The Carbon Calculation
The protective function is only part of the argument. A separate 2025 study found that restoring 1.1 million hectares (2.7 million acres) of mangroves globally would remove approximately 0.93 gigatons of carbon dioxide from the atmosphere — nearly triple the annual emissions from passenger cars in the United States. The estimated cost of that restoration: $10.73 billion.

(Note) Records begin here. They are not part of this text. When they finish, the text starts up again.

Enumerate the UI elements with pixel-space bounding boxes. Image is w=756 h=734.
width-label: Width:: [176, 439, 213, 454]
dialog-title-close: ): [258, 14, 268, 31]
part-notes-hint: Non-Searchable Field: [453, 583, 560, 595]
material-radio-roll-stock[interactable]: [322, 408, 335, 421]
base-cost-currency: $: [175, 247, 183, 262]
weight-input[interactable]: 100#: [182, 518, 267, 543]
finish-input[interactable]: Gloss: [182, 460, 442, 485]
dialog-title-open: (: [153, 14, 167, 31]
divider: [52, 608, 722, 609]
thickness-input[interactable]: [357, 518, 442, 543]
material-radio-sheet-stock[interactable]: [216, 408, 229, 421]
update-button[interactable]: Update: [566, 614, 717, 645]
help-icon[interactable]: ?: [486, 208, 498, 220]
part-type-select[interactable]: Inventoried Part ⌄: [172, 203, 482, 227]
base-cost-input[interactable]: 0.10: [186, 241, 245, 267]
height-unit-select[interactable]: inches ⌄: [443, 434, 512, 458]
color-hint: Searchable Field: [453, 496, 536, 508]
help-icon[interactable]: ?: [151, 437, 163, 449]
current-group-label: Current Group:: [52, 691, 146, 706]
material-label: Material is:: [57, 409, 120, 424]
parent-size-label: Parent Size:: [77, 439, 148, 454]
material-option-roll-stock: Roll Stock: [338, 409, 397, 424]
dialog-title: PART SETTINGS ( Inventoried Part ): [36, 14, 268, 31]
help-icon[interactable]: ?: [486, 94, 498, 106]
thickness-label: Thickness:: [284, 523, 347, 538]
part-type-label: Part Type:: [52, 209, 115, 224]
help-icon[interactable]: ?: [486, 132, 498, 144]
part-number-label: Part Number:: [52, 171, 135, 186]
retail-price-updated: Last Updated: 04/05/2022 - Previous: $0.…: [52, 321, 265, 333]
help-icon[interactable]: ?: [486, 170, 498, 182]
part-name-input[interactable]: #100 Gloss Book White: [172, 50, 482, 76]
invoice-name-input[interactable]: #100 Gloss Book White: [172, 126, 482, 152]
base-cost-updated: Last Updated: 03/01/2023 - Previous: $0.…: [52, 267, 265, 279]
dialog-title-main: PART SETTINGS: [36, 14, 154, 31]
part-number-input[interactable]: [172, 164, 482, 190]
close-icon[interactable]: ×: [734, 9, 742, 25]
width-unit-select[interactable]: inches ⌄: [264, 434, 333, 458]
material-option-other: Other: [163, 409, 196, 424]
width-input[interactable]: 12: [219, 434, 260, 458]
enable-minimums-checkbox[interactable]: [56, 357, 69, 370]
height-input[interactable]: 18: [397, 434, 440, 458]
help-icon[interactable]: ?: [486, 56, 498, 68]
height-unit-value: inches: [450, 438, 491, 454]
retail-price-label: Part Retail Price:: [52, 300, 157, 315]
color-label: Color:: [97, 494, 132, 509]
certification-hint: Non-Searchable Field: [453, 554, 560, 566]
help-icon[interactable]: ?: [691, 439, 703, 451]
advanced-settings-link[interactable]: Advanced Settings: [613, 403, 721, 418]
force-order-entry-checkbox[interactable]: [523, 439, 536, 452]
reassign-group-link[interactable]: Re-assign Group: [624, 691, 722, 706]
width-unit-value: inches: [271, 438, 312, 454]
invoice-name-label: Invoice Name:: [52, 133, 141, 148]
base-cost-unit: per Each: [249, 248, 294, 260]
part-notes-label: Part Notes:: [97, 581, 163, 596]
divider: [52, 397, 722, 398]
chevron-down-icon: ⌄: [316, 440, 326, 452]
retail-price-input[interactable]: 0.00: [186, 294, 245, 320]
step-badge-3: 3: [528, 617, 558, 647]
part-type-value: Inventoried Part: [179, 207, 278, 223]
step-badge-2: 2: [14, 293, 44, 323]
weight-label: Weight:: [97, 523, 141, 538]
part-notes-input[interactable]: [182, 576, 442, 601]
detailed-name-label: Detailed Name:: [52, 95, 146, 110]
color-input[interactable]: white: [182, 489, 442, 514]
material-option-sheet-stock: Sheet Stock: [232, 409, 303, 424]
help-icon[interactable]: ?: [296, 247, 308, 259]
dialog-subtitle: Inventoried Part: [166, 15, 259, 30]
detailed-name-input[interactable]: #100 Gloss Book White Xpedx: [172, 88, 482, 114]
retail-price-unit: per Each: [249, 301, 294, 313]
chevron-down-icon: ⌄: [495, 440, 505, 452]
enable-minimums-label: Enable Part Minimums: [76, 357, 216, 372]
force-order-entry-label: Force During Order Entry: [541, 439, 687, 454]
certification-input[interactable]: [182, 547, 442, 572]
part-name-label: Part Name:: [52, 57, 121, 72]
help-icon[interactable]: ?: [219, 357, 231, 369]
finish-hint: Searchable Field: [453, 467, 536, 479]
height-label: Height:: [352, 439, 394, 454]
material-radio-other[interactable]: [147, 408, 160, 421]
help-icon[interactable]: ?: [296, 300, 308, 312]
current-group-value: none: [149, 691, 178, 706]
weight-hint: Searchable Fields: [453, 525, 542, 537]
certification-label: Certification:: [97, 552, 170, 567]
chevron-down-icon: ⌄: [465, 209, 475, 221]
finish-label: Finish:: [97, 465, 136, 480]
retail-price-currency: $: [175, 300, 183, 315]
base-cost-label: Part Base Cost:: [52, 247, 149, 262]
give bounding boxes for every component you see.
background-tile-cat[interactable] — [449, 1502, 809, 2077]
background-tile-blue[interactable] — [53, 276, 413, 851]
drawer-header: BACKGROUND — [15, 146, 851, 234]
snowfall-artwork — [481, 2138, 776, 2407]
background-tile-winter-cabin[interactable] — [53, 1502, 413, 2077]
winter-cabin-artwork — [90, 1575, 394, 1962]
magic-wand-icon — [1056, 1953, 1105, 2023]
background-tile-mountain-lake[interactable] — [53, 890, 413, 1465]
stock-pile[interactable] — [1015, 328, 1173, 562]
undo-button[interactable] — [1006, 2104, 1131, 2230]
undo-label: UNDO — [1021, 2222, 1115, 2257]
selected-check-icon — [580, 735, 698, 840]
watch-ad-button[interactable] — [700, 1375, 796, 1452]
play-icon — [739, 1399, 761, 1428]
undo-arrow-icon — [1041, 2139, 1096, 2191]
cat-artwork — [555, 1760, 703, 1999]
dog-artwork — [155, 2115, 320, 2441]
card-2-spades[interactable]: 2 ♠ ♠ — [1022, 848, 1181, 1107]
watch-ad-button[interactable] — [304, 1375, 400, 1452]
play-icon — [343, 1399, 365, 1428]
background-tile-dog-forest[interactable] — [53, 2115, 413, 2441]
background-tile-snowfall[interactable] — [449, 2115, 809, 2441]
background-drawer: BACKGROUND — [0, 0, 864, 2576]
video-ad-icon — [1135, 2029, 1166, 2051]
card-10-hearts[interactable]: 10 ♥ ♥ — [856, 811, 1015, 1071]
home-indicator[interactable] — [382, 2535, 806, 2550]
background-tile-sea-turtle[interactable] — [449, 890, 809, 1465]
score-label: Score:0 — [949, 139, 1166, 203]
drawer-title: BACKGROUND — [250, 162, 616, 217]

To identify viable restoration sites, the PNAS research team used satellite data to map where mangroves have been lost and assessed whether current hydrological conditions in those areas could support regrowth. “We used a published mangrove restoration tool, which looks into where the mangroves have been lost based on satellite data, the hydrological conditions of those areas now,” said study lead author Timothy Tiggeloven, a climate adaptation specialist at Vrije Universiteit Amsterdam.
What Is Blocking Progress
The scale of the opportunity sits against a deteriorating baseline. A 2024 assessment by the International Union for Conservation of Nature found that more than half of Earth’s mangrove ecosystems face collapse risk by 2050. Agriculture and aquaculture are the primary drivers of that loss, replacing forests that took decades to establish.
Restoration at meaningful scale faces compounding challenges: identifying hydrologically suitable sites, securing land that has often been converted to productive agricultural use, and funding projects whose benefits — flood protection and carbon sequestration — accrue broadly rather than to any single investor. The $10.73 billion restoration cost figure from the 2025 study implies coordination across dozens of countries and funding mechanisms that do not yet exist at the required scale.
The research does not resolve those institutional obstacles, but it provides a geographically specific cost-benefit framework that governments and conservation bodies can use to prioritize where intervention would deliver the highest combined return on flood protection and carbon removal.